Medical students painted the donated piano with medical images that look like art – including DNA strands that resemble flowers – and will present the musical instrument to Community Based Care of Central Florida, which oversees foster care and adoption services in Orange, Seminole and Osceola counties.

Orlando Realtor Chere Roane Rice and her brother, Glenn Lowery, donated the piano. It belongs to their mother, Gladys McCall Lowery, 97, a lifelong musician who worked as a radio musician, WDBO announcer, minister and music teacher.  “Music has always been a part of my mother’s life,” said Rice. “I wanted the piano to go to something that would be a part of life. When I told my mother where the piano was going, her reaction was, ‘Now children will play it.’”

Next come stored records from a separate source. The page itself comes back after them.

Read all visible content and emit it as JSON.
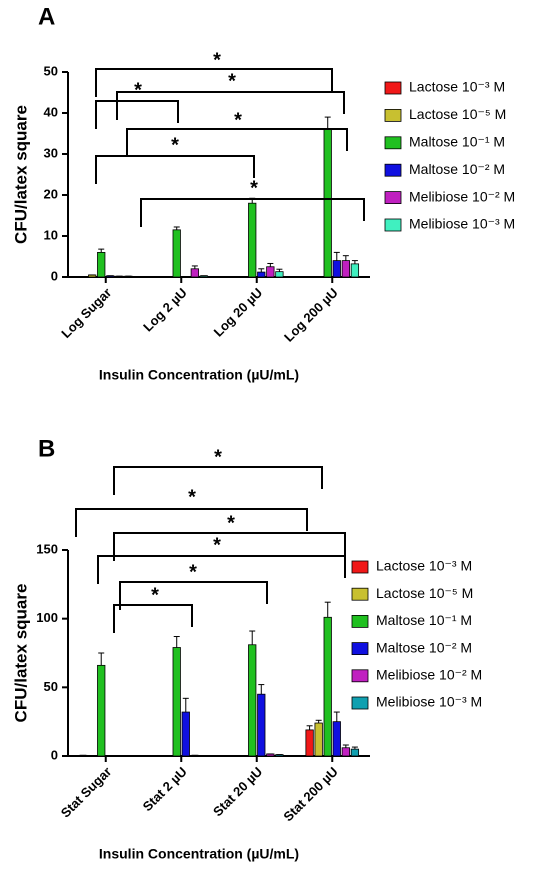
{
  "chart_data": [
    {
      "type": "bar",
      "label": "A",
      "y_label": "CFU/latex square",
      "x_label": "Insulin Concentration (µU/mL)",
      "categories": [
        "Log Sugar",
        "Log 2 µU",
        "Log 20 µU",
        "Log 200 µU"
      ],
      "ylim": [
        0,
        50
      ],
      "yticks": [
        0,
        10,
        20,
        30,
        40,
        50
      ],
      "series": [
        {
          "name": "Lactose 10⁻³ M",
          "color": "#f01818",
          "values": [
            0.1,
            0,
            0,
            0
          ],
          "errors": [
            0,
            0,
            0,
            0
          ]
        },
        {
          "name": "Lactose 10⁻⁵ M",
          "color": "#c8c030",
          "values": [
            0.5,
            0,
            0,
            0
          ],
          "errors": [
            0,
            0,
            0,
            0
          ]
        },
        {
          "name": "Maltose 10⁻¹ M",
          "color": "#20c020",
          "values": [
            6,
            11.5,
            18,
            36
          ],
          "errors": [
            0.8,
            0.7,
            1.2,
            3
          ]
        },
        {
          "name": "Maltose 10⁻² M",
          "color": "#1010e0",
          "values": [
            0.3,
            0,
            1.2,
            4
          ],
          "errors": [
            0,
            0,
            0.8,
            2
          ]
        },
        {
          "name": "Melibiose 10⁻² M",
          "color": "#c020c0",
          "values": [
            0.2,
            2,
            2.5,
            4
          ],
          "errors": [
            0,
            0.7,
            0.8,
            1.2
          ]
        },
        {
          "name": "Melibiose 10⁻³ M",
          "color": "#40f0c0",
          "values": [
            0.2,
            0.3,
            1.3,
            3.2
          ],
          "errors": [
            0,
            0,
            0.6,
            0.8
          ]
        }
      ],
      "annotations": [
        "*",
        "*",
        "*",
        "*",
        "*",
        "*"
      ]
    },
    {
      "type": "bar",
      "label": "B",
      "y_label": "CFU/latex square",
      "x_label": "Insulin Concentration (µU/mL)",
      "categories": [
        "Stat Sugar",
        "Stat 2 µU",
        "Stat 20 µU",
        "Stat 200 µU"
      ],
      "ylim": [
        0,
        150
      ],
      "yticks": [
        0,
        50,
        100,
        150
      ],
      "series": [
        {
          "name": "Lactose 10⁻³ M",
          "color": "#f01818",
          "values": [
            0.5,
            0,
            0,
            19
          ],
          "errors": [
            0,
            0,
            0,
            3
          ]
        },
        {
          "name": "Lactose 10⁻⁵ M",
          "color": "#c8c030",
          "values": [
            0,
            0,
            0,
            24
          ],
          "errors": [
            0,
            0,
            0,
            2
          ]
        },
        {
          "name": "Maltose 10⁻¹ M",
          "color": "#20c020",
          "values": [
            66,
            79,
            81,
            101
          ],
          "errors": [
            9,
            8,
            10,
            11
          ]
        },
        {
          "name": "Maltose 10⁻² M",
          "color": "#1010e0",
          "values": [
            0,
            32,
            45,
            25
          ],
          "errors": [
            0,
            10,
            7,
            7
          ]
        },
        {
          "name": "Melibiose 10⁻² M",
          "color": "#c020c0",
          "values": [
            0,
            0.5,
            1.5,
            6
          ],
          "errors": [
            0,
            0,
            0,
            2
          ]
        },
        {
          "name": "Melibiose 10⁻³ M",
          "color": "#10a0b0",
          "values": [
            0,
            0,
            1,
            5
          ],
          "errors": [
            0,
            0,
            0,
            1.5
          ]
        }
      ],
      "annotations": [
        "*",
        "*",
        "*",
        "*",
        "*",
        "*"
      ]
    }
  ]
}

The piano is an effort of Art in Medicine (AIM), a student-run organization committed to uniting the arts and sciences in healthcare. College of Medicine students, faculty, staff and family members will perform a musical play called “The Generous White Coat” with the piano on December 6 at 6 p.m. at the college and will then donate the piano to foster children after the holidays.

The play, AIM’s second holiday art event, is the story of a seriously ill boy who finds hope and inspiration from his doctors. Ten-year-old Tyler Dean, the son of a second-year UCF medical student, plays the boy. The production is based on “The Good Doctor,” a UCF tradition. Each year, when students receive their white coats on the first day of medical school, Dean Deborah German asks them to list the traits of “The Good Doctor” they would want treating a beloved person. As students share their thoughts, German writes the words on a blackboard and the traits become the student’s “contract” with the medical school.

The piano is the second one the College of Medicine has donated. Last year, AIM President and second-year medical student Michael Metzner, who is researching the healing aspects of music on children, wanted to donate a piano to Nemours Children’s Hospital as part of his study. He noticed a baby grand piano on Craigslist but didn’t have money to buy it. He persuaded the owners to donate the instrument, which now resides in the Nemours lobby where Metzner and other medical students play it to the delight of patients and their families.

Metzner, a concert pianist before medical school with undergraduate degrees in biological chemistry and visual arts, believes that all arts help the healing process and have a place in medicine. “My hope is to change practice in medicine, especially in pediatrics, so that the arts can be used as a beneficial intervention,” he said.

The piano will certainly offer benefits to local foster children, said Karla Radka, vice president of Community Based Care. “Thanks to the generosity of the Arts in Medicine organization at the UCF College of Medicine, we can now offer the opportunity to our children and youth to explore the undeniable therapeutic benefits of music,” she said.